Photo by Alexas Photos from Pixabay
On August 12, the Trump administration announced changes to the way the Endangered Species Act will be implemented. Some reactions:
New York Times: “Trump Administration Weakens Protections for Endangered Species.”
The new rules would make it easier to remove a species from the endangered list and weaken protections for threatened species, the classification one step below endangered. And, for the first time, regulators would be allowed to conduct economic assessments — for instance, estimating lost revenue from a prohibition on logging in a critical habitat — when deciding whether a species warrants protection.
No, says PERC. “The New Endangered Species Act Rules Explained.”
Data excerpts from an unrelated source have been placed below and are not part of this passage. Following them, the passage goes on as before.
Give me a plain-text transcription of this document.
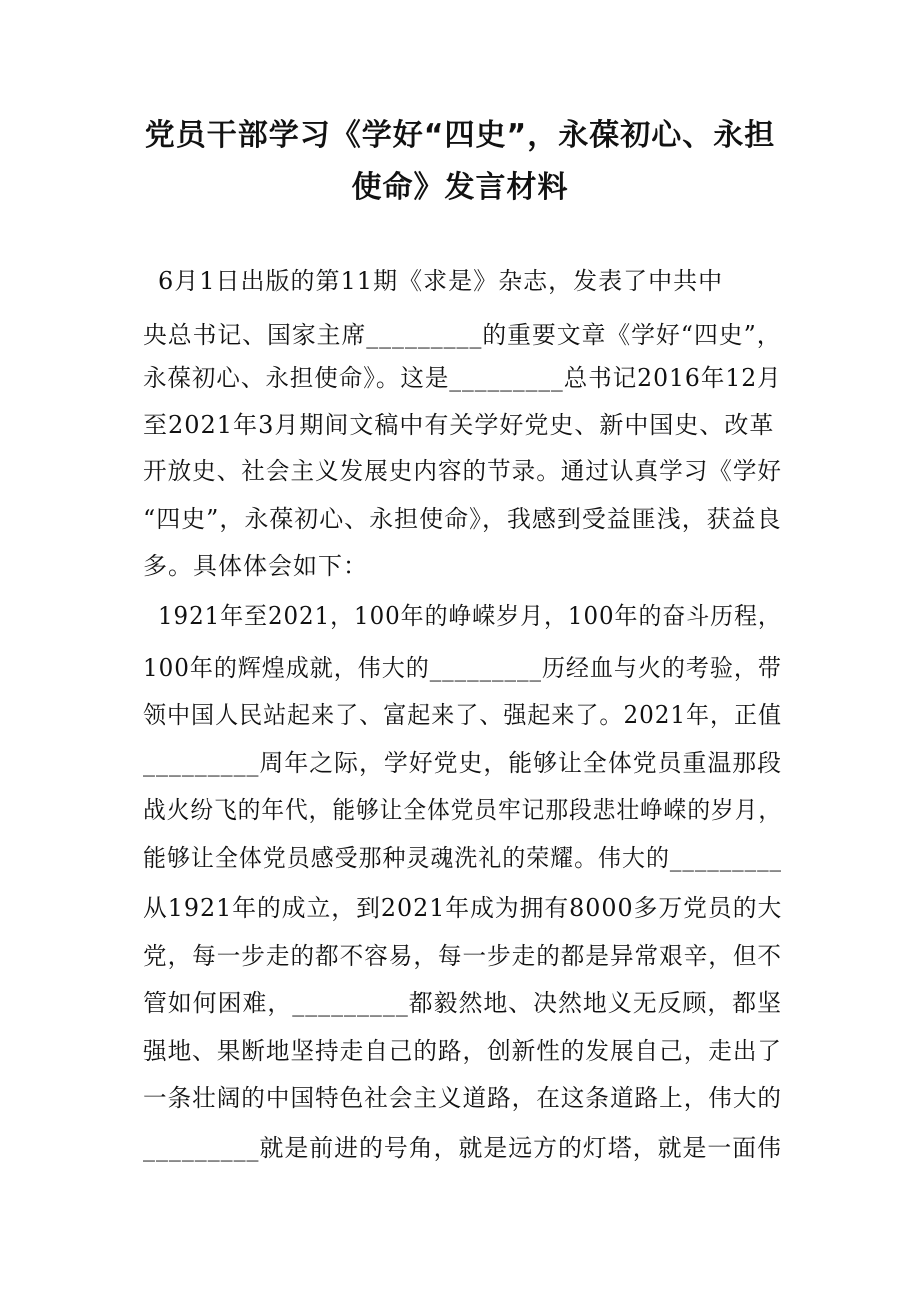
党员干部学习《学好“四史”，永葆初心、永担
使命》发言材料
6月1日出版的第11期《求是》杂志，发表了中共中
央总书记、国家主席_________的重要文章《学好“四史”，
永葆初心、永担使命》。这是_________总书记2016年12月
至2021年3月期间文稿中有关学好党史、新中国史、改革
开放史、社会主义发展史内容的节录。通过认真学习《学好
“四史”，永葆初心、永担使命》，我感到受益匪浅，获益良
多。具体体会如下：
1921年至2021，100年的峥嵘岁月，100年的奋斗历程，
100年的辉煌成就，伟大的_________历经血与火的考验，带
领中国人民站起来了、富起来了、强起来了。2021年，正值
_________周年之际，学好党史，能够让全体党员重温那段
战火纷飞的年代，能够让全体党员牢记那段悲壮峥嵘的岁月，
能够让全体党员感受那种灵魂洗礼的荣耀。伟大的_________
从1921年的成立，到2021年成为拥有8000多万党员的大
党，每一步走的都不容易，每一步走的都是异常艰辛，但不
管如何困难，_________都毅然地、决然地义无反顾，都坚
强地、果断地坚持走自己的路，创新性的发展自己，走出了
一条壮阔的中国特色社会主义道路，在这条道路上，伟大的
_________就是前进的号角，就是远方的灯塔，就是一面伟
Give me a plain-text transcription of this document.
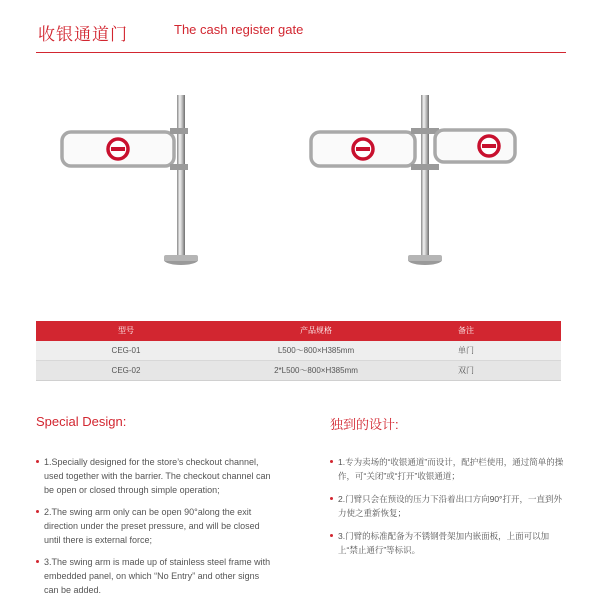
收银通道门	The cash register gate
型号	产品规格	备注
CEG-01	L500～800×H385mm	单门
CEG-02	2*L500～800×H385mm	双门
Special Design:	独到的设计:
1.Specially designed for the store’s checkout channel, used together with the barrier. The checkout channel can be open or closed through simple operation;
2.The swing arm only can be open 90°along the exit direction under the preset pressure, and will be closed until there is external force;
3.The swing arm is made up of stainless steel frame with embedded panel, on which “No Entry” and other signs can be added.
1.专为卖场的“收银通道”而设计，配护栏使用，通过简单的操作，可“关闭”或“打开”收银通道；
2.门臂只会在预设的压力下沿着出口方向90°打开，一直到外力使之重新恢复；
3.门臂的标准配备为不锈钢骨架加内嵌面板，上面可以加上“禁止通行”等标识。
This rule-change does not allow economic impacts to affect whether a species is listed as endangered or threatened. Indeed, the rule explicitly “acknowledge[s] that the statute and its legislative history are clear that listing determinations must be made solely on the basis of the best scientific and commercial data available” according to five statutory factors. Thus, the rule gives the agency no authority to decline to list a species based on the economic impacts of such decision. If the agency attempted to do so, it would violate the statute and the rule.
What the Trump administration said:
An effectively administered Act ensures more resources can go where they will do the most good: on-the-ground conservation.
“The revisions finalized with this rulemaking fit squarely within the President’s mandate of easing the regulatory burden on the American public, without sacrificing our species’ protection and recovery goals,” said U.S. Secretary of Commerce Wilbur Ross. “These changes were subject to a robust, transparent public process, during which we received significant public input that helped us finalize these rules.”